Now to everyone’s favorite part of the show: Chris Osgood. Three goals in the first period, with at least one of them being ridiculously soft? What is “The Chris Osgood Memorial Start,” Alex.

Absofuckinlutely.

I’m just not sure what to say about this guy anymore. I want to believe in him. I root for him to succeed and I want to see him come in and do well, but there’s a reason why when I sit down on my couch halfway through the first period and he’s in net, I fully expect to see Gamecenter welcome me with a deficit (usually larger than two.) I don’t get how one guy can be that bad over the span of 20 minutes, and then go lights out for the next 40. Sure, Jakub Kindl’s triple lutz of FAIL while trying to stay with Vrbata ultimately led to the first Phoenix tally, but the other two were just plain BAD. The Yandle power play goal saw Ozzie get caught on his knees and get picked over the high shoulder, while the eventual game winner was a freakin shorthanded shot from 20+ feet away that Ozzie just watched sail by him. Seriously, it was like watching someone let the air out of an overinflated balloon, fart noises and everything. To be fair though, Ozzie did make some excellent saves in the second and third periods, so we can’t pin this one entirely on him. Notice I said entirely…
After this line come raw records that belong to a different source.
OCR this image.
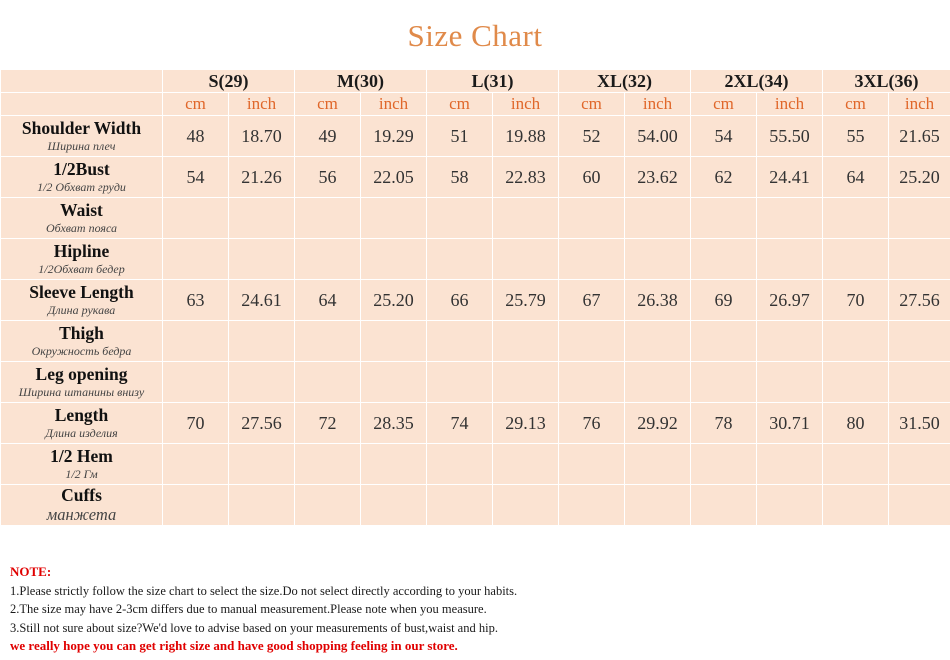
Size Chart
	S(29)		M(30)		L(31)		XL(32)		2XL(34)		3XL(36)	
	cm	inch	cm	inch	cm	inch	cm	inch	cm	inch	cm	inch

Shoulder Width
Ширина плеч	48	18.70	49	19.29	51	19.88	52	54.00	54	55.50	55	21.65

1/2Bust
1/2 Обхват груди	54	21.26	56	22.05	58	22.83	60	23.62	62	24.41	64	25.20

Waist
Обхват пояса												

Hipline
1/2Обхват бедер												

Sleeve Length
Длина рукава	63	24.61	64	25.20	66	25.79	67	26.38	69	26.97	70	27.56

Thigh
Окружность бедра												

Leg opening
Ширина штанины внизу												

Length
Длина изделия	70	27.56	72	28.35	74	29.13	76	29.92	78	30.71	80	31.50

1/2 Hem
1/2 Гм												

Cuffs
манжета												

NOTE:
1.Please strictly follow the size chart to select the size.Do not select directly according to your habits.
2.The size may have 2-3cm differs due to manual measurement.Please note when you measure.
3.Still not sure about size?We'd love to advise based on your measurements of bust,waist and hip.
we really hope you can get right size and have good shopping feeling in our store.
This is what happens when teams take long breaks, especially teams that are working on building chemistry, timing and all of the other X factors that go into being a successful hockey club. Practice only affords these guys so much in terms of playing together, with the real chemistry developing when the other team is pinning them into the boards or chasing them down the ice. Those intangibles will come, and I have the feeling they will come rather quickly now that the endless layoffs between games are finally over with. The Wings are still a very good hockey team and have plenty they want to accomplish this season.

They just gotta hop back on that bike and keep pedaling.

LOSS CANDY

In honor of the show I’ve been watching on DVR for the last two nights, tonight’s loss candy comes to you courtesy of ABC’s Detroit 1-8-7, whose cast was recently at the Joe taking in a Wings game.

Motown. TV. Good looking people with guns. Sounds like the perfect recipe for some sweet candy.

For the gents…

It’s all about the incredible and lovely Erin Cummings, also known as Dr. Abbey Ward on the show. Deceivingly good looking, Miss Cummings (leftover “porn name” entry, anyone?) portrays the medical examiner for Detroit’s finest, yet sadly, she doesn’t receive nearly enough air time. ABC: please remedy this yesterday.

And for the ladies…

How about the rugged and handsome D.J. Cotrona, who plays Detective John Stone on the show. A former narc cop, Stone is now working his way up the ladder of the homicide department, all while looking dashingly handsome yet totally sweaty at the same time.

Editor’s note: Totally unrelated, but I’ve talked with Petrella and Disch and we’ve decided to bring back all of the stat charts from last year that used to live over at Motown Wings. Obviously, we’ll leave the CSSI to J.J., but the line production numbers should be up and running sometime later today.